The man, the donkey, and the quail

After midnight, when the traffic quietened, the man could hear the quail calling "Where ARE you? Where ARE you?" as it marched towards the tomb. 

"G’day mate," said the man. "I see you’re back on duty tonight. Smart uniform you’ve got there. I like the browns and the plume. Nice grey tunic. Very Kiwi, very Army. You are a Kiwi aren’t you?" asked the man, looking a little puzzled.
"Well I’m a Californian quail, actually. But I hatched here, so I guess that makes me a Kiwi as well," said the quail. "And thanks for the compliment – I try to look my best for him," he remarked, looking at the tomb. "He deserves it – so, do you, come to think of it."
"Just did my job for the Anzacs, mate," said the man. "If anyone deserves a fuss, it’s the donk here, not me.
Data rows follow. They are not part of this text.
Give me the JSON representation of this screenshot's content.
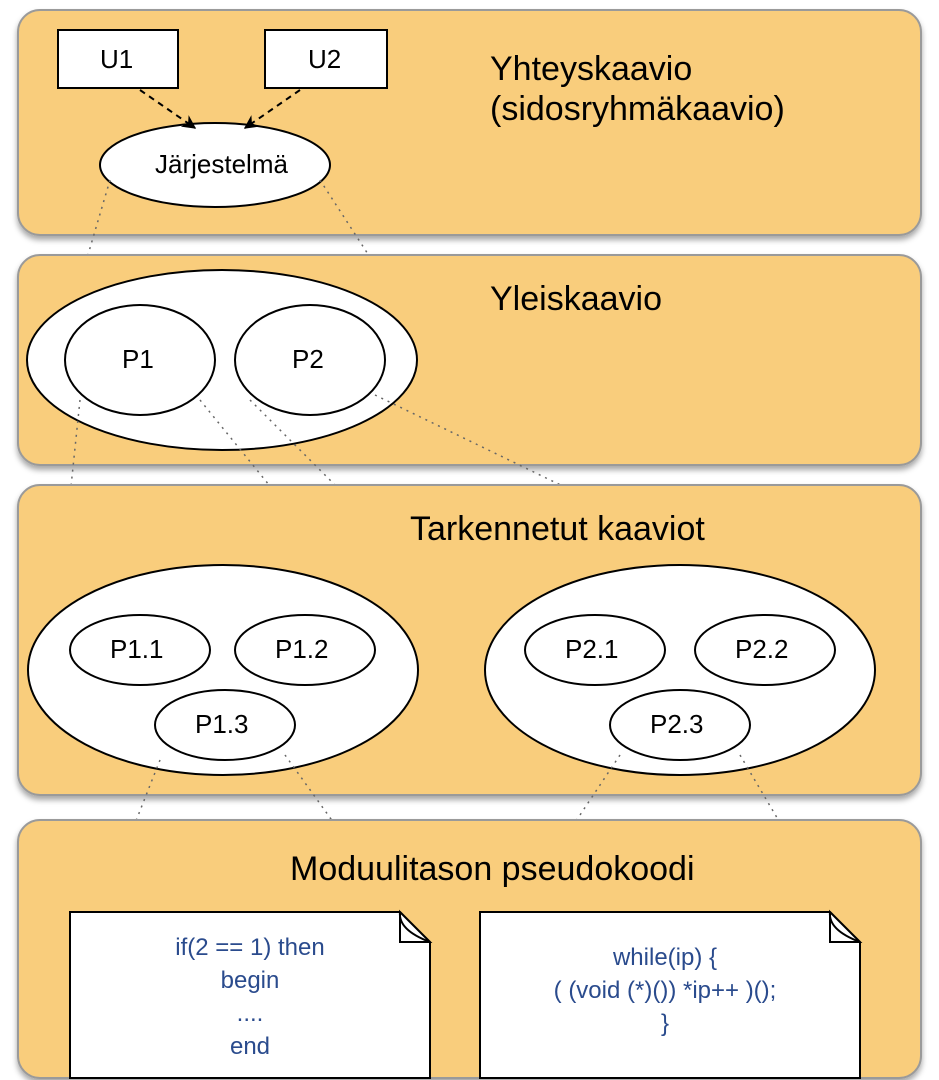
{
  "panels": {
    "context": {
      "title_line1": "Yhteyskaavio",
      "title_line2": "(sidosryhmäkaavio)",
      "actors": {
        "u1": "U1",
        "u2": "U2"
      },
      "system": "Järjestelmä"
    },
    "overview": {
      "title": "Yleiskaavio",
      "processes": {
        "p1": "P1",
        "p2": "P2"
      }
    },
    "detailed": {
      "title": "Tarkennetut kaaviot",
      "left": {
        "p11": "P1.1",
        "p12": "P1.2",
        "p13": "P1.3"
      },
      "right": {
        "p21": "P2.1",
        "p22": "P2.2",
        "p23": "P2.3"
      }
    },
    "pseudocode": {
      "title": "Moduulitason pseudokoodi",
      "left_code": {
        "l1": "if(2 == 1) then",
        "l2": "begin",
        "l3": "....",
        "l4": "end"
      },
      "right_code": {
        "l1": "while(ip) {",
        "l2": "( (void (*)()) *ip++ )();",
        "l3": "}"
      }
    }
  },
  "colors": {
    "panel_fill": "#f9cd7c",
    "panel_stroke": "#9a9a9a",
    "node_fill": "#ffffff",
    "node_stroke": "#000000",
    "dotted": "#666666"
  }
}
Must have carried a good couple of hundred wounded out of Quinn’s Post." 
The quail nodded his head towards the Unknown Warrior. "Was he there?" he asked.
"Dunno, mate," said the man. "Could have been. He copped it later on in France, possibly the Somme. I got gassed at Passchendaele. We Kiwis lost thousands on the Western Front – more than at Gallipoli."
"I was up country when they brought him home," said the quail. "About a year ago wasn’t it? What was it like?"
"Aw, mate, you missed a show. Eleventh of November it was – Armistice Day. Your Army lot did him real proud, slow-marching him here all the way from the cathedral, crowds lining the footpaths, real quiet-like, big-wigs all over the place, famous poets, padres, not a dry eye for miles. Tell you what though, that funeral march they played – it still makes me fair shiver, the way it sounded."
The quail stood silently on one leg for a while, leaning against the tomb.
"How many more guard-nights are you on for?" asked the man.
"Not sure. No one else seems to be putting their hands up. Why?"
"Strewth," said the man, sounding embarrassed. "It’s just that I could do with some company over the next few weeks – my nerves get a bit stretched this time a’year. Truth is, around Christmas this tree here starts bleeding all over the ground and I...I mean the donk doesn’t handle it too well."

In early November 2005, a Californian Quail was reported to have taken up a periodic sentinel by the Tomb of the Unknown Soldier on the steps of the National War Memorial.